Voilà par exemple, me dis-je, un trait que tante Sophie n’avait pas prévu. C’est en réalité sous les pieds de Frances qu’eût éclaté la mine préparée par elle de si longue date pour faire sauter le vieux von Zwenken. J’avais donc à côté de moi un type d’égoïsme raffiné, profondément méprisable, cachant ses honteux calculs sous les dehors d’une bonhomie et d’une largeur de manières dont tout le monde eût été la dupe. Devais-je m’étonner désormais si Frances avait tant d’aversion pour les formes ?

— Mais, repris-je, ne craignez-vous pas qu’après votre mort votre petite-fille ne soit tristement déçue quand elle verra que le gage laissé par vous en nantissement de sa créance est déjà grevé si lourdement ?

— Que vous dirai-je ? mon cher, nécessité n’a pas de loi, et j’espère toujours vivre assez pour relever ma fortune.

À son âge, et par quels moyens ? me disais-je en moi-même. Tout à coup je pensai au paquet qu’il avait été chercher à la poste. J’avais cru le voir en retirer une longue liste de chiffres en gros et moyens caractères ; c’étaient probablement des papiers relatifs à quelque loterie étrangère.

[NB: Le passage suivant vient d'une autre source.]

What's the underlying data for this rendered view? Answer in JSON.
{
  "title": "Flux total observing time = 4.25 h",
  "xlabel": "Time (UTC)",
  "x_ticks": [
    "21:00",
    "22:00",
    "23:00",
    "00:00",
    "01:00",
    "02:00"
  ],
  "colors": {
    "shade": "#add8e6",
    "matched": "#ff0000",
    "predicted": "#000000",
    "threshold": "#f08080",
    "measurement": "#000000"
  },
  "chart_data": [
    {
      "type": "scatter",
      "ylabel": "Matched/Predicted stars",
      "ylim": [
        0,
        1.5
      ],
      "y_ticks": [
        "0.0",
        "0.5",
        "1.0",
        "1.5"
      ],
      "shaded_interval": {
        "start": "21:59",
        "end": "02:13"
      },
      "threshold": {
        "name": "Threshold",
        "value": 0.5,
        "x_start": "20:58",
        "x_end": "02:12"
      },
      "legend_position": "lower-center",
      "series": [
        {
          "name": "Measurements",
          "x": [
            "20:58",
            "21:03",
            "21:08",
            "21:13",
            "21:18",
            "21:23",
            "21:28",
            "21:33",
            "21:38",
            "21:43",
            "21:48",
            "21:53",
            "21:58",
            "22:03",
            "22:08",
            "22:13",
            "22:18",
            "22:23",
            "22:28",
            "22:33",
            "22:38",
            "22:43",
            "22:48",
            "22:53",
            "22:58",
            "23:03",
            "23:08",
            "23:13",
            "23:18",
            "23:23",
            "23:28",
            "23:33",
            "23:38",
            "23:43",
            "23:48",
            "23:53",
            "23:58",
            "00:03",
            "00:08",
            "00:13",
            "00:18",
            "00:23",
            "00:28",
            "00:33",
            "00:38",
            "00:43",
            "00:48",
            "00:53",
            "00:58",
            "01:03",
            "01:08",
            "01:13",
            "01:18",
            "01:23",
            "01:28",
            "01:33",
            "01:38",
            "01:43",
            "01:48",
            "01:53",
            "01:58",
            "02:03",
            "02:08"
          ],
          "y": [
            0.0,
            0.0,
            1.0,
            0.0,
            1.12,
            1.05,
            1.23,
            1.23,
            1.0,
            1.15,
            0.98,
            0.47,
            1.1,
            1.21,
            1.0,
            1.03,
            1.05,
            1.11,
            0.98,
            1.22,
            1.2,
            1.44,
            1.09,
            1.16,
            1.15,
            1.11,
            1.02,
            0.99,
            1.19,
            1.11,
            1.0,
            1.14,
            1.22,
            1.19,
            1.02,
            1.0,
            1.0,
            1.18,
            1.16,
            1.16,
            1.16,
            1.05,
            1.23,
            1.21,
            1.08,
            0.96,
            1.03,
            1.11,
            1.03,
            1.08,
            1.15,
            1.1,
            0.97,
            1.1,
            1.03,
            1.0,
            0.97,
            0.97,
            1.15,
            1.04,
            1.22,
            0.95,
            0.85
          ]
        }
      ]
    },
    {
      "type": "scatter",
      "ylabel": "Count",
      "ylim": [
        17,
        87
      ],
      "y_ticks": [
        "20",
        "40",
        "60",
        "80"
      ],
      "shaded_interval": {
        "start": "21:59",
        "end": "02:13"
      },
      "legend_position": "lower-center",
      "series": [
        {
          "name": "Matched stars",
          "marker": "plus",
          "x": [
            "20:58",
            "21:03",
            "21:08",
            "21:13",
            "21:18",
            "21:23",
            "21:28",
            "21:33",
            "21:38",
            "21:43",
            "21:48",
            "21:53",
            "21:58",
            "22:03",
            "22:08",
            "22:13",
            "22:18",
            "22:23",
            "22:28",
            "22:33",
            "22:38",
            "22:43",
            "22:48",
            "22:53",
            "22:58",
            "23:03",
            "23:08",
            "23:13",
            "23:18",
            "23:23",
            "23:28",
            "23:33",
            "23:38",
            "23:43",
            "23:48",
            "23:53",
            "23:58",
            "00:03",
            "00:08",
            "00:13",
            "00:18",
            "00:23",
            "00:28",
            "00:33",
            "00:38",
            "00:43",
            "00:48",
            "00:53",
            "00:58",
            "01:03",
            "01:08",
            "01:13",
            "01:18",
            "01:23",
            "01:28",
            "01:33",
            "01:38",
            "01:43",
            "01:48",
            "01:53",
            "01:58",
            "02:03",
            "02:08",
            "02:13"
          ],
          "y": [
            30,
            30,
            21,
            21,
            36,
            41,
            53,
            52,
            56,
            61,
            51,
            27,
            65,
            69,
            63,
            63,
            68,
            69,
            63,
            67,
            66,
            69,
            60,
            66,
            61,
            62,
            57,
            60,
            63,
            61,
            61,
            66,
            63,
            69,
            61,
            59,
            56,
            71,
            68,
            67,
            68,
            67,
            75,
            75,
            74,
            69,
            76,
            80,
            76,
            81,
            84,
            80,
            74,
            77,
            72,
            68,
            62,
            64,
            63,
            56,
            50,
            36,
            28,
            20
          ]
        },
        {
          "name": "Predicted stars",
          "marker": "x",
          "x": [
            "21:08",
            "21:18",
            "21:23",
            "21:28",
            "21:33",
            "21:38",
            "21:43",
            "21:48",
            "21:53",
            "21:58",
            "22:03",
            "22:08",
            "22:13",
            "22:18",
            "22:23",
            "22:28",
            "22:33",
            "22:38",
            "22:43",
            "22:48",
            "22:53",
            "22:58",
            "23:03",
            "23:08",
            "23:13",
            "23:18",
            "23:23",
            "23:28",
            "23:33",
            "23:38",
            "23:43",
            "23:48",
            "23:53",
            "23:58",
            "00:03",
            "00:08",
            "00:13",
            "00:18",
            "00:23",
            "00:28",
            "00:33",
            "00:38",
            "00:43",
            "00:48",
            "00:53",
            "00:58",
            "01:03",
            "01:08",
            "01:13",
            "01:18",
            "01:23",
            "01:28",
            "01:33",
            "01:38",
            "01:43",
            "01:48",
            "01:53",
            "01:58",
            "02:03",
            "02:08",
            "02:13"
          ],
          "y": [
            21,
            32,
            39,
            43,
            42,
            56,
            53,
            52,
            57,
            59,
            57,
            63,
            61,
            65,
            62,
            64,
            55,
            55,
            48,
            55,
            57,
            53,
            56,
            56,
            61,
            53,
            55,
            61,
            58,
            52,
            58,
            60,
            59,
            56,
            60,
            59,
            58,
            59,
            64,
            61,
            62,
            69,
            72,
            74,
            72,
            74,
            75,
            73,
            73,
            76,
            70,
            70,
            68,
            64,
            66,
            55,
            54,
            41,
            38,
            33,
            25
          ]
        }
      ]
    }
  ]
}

Et c’est là-dessus que le malheureux comptait pour rétablir ses affaires !

— Mon neveu, me dit-il brusquement comme si une idée lumineuse lui eût traversé le cerveau, s’il est vrai qu’Overberg vous ait parlé de la possibilité de vendre avantageusement le château, il ne serait pas mauvais que vous-même prissiez la peine de sonder les sentimens de Frances sur ce chapitre. Il me semble que vous avez quelque influence sur elle, et nous serions bien allégés, si vous parveniez à lui ôter son idée fixe.

— Soit, mon oncle, je lui en parlerai.